T1 twinning occurs during both quasi-static and high-rate loading. T2 twinning occurs only at high rate loading. Similar area fractions of T1 and T2 twinning are activated at a high strain rate, but T2 twinning carries more plastic deformation due to its higher twinning shear. T1 twins tend to thicken with incoherent boundary traces in preference to lengthening along the twinning plane, and in some cases, nearly consume the entire parent grain. Several variants of T1 twins can nucleate in the same grain, and the twin tips are pinched at grain interiors.
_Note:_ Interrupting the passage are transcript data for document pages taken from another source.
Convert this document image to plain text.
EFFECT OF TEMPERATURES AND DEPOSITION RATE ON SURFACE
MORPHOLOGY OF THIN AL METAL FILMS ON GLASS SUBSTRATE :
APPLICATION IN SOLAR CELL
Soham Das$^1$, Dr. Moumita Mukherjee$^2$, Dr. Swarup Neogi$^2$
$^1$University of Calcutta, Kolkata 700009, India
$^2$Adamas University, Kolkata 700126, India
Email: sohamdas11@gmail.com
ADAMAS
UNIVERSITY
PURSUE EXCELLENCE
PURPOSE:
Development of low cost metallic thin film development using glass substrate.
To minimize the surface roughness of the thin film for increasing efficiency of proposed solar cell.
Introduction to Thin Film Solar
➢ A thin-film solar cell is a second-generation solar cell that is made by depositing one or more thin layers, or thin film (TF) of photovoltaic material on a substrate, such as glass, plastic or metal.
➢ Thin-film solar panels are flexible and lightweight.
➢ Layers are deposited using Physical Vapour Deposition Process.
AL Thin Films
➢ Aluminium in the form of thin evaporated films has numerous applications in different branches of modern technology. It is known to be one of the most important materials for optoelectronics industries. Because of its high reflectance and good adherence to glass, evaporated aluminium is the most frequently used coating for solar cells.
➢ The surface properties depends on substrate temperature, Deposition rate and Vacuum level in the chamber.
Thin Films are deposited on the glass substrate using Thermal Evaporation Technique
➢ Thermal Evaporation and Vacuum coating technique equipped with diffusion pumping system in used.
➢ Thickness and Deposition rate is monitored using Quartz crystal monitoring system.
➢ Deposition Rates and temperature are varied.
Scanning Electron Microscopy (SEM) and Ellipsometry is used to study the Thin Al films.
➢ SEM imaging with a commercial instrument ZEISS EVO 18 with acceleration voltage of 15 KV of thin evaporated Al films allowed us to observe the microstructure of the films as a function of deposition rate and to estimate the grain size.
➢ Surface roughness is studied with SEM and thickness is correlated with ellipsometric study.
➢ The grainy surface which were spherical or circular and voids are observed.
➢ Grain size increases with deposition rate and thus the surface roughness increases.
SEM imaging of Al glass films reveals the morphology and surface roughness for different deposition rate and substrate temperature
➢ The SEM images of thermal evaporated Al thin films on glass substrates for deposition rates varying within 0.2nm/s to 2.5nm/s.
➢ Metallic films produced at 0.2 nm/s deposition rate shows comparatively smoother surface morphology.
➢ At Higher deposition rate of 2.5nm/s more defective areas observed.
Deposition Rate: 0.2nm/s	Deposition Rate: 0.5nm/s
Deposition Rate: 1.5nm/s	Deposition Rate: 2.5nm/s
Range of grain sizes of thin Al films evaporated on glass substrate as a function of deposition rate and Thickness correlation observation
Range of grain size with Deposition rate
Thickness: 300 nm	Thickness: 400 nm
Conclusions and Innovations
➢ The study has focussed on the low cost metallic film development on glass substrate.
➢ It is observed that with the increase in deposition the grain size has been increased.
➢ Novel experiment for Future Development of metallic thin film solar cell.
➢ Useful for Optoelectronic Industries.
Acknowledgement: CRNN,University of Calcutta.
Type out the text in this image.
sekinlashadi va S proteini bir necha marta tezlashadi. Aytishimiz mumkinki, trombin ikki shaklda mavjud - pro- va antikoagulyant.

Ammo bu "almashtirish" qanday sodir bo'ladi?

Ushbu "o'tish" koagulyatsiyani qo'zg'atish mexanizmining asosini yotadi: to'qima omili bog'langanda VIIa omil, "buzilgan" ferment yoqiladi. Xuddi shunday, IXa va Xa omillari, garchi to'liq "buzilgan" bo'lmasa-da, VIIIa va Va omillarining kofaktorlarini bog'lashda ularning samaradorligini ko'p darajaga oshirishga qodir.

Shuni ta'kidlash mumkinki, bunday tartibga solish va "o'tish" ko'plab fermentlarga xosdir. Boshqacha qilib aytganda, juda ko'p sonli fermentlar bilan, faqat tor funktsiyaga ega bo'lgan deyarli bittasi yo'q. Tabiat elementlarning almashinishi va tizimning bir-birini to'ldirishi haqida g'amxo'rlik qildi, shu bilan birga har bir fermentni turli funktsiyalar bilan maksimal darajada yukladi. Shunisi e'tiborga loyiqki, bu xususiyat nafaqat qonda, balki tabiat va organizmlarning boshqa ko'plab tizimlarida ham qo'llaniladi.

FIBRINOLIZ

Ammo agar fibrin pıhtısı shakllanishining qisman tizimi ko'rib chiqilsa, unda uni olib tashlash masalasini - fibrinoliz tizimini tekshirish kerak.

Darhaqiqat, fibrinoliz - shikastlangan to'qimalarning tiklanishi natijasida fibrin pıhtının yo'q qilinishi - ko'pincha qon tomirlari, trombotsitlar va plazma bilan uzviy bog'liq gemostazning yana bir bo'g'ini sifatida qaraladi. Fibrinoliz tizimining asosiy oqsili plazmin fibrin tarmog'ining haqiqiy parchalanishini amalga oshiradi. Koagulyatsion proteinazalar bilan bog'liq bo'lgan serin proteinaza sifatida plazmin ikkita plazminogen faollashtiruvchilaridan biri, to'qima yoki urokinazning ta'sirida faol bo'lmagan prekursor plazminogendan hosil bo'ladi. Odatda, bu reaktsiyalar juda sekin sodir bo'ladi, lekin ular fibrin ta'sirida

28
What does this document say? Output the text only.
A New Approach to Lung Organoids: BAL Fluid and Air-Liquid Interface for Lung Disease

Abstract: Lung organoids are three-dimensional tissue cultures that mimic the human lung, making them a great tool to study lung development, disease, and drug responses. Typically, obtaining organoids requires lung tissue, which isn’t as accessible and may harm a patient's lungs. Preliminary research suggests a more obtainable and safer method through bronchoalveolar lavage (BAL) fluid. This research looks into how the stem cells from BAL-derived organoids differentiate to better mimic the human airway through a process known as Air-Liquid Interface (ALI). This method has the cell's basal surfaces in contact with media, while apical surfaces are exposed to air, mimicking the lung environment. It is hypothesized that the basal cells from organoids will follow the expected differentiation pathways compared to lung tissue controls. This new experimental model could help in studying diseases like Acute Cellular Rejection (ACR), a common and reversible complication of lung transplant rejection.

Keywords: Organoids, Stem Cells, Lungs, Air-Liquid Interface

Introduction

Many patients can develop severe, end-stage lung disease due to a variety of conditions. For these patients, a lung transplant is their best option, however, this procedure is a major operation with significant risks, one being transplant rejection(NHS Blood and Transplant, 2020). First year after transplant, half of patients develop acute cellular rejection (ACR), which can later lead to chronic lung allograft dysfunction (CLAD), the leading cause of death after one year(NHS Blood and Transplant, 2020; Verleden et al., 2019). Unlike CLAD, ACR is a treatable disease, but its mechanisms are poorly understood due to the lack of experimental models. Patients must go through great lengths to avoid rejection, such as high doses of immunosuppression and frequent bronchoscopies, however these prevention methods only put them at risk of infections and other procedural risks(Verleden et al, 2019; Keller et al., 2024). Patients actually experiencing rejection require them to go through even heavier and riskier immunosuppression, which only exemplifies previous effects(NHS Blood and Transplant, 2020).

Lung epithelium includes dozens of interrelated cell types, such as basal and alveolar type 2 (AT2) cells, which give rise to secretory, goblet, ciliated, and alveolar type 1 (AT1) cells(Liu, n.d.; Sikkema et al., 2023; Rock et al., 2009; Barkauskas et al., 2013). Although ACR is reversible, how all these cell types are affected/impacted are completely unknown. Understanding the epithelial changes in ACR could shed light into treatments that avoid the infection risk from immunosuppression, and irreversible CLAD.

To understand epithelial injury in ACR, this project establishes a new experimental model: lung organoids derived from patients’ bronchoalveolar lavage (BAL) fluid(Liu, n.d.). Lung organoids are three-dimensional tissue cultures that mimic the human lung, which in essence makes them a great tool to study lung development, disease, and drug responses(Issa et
On the other hand, T2 twins preferentially lengthen instead of thicken, and tend to nucleate in parallel rows of the same variant extending from boundary to boundary.[24]

For commercially pure zirconium (CP-Zr) of 97.0%, basal, 〈𝑎〉 pyramidal, and 〈𝑐 + 𝑎〉 pyramidal slip systems dominate room temperature compression along the normal direction (ND) at both quasi-static and high strain rate loading, which is not seen in high purity polycrystalline and single crystal Zr. In 〈𝑎〉 axis transverse direction (TD) deformation, 〈𝑎〉 prismatic and 〈𝑎〉 pyramidal slip systems are dominant. 〈𝑎〉 pyramidal and basal slip systems are more prevalent than currently reported in the literature, though this may be because 〈conventional analysis routes do not easily identify 〈𝑎〉 pyramidal slip. Basal slip systems are promoted, and 〈𝑎〉 prismatic slip is suppressed at a high strain rate (HR) compared to quasi-static strain rate (QS) loading. This is independent of loading axis texture (ND/TD).[24]


This Russian shot "glass" is made of zirconium alloy.

Zirconium alloys are corrosion resistant and biocompatible, and therefore can be used for body implants.[6] In one particular application, a Zr-2.5Nb alloy is formed into a knee or hip implant and then oxidized to produce a hard ceramic surface for use in bearing against a polyethylene component. This oxidized zirconium alloy material provides the beneficial surface properties of a ceramic (reduced friction and increased abrasion resistance), while retaining the beneficial bulk properties of the underlying metal (manufacturability, fracture toughness, and ductility), providing a good solution for these medical implant applications.

Reduction of zirconium demand in Russia due to nuclear demilitarization after the end of the cold war resulted in the exotic production of household zirconium items such as the vodka shot glass shown in the picture.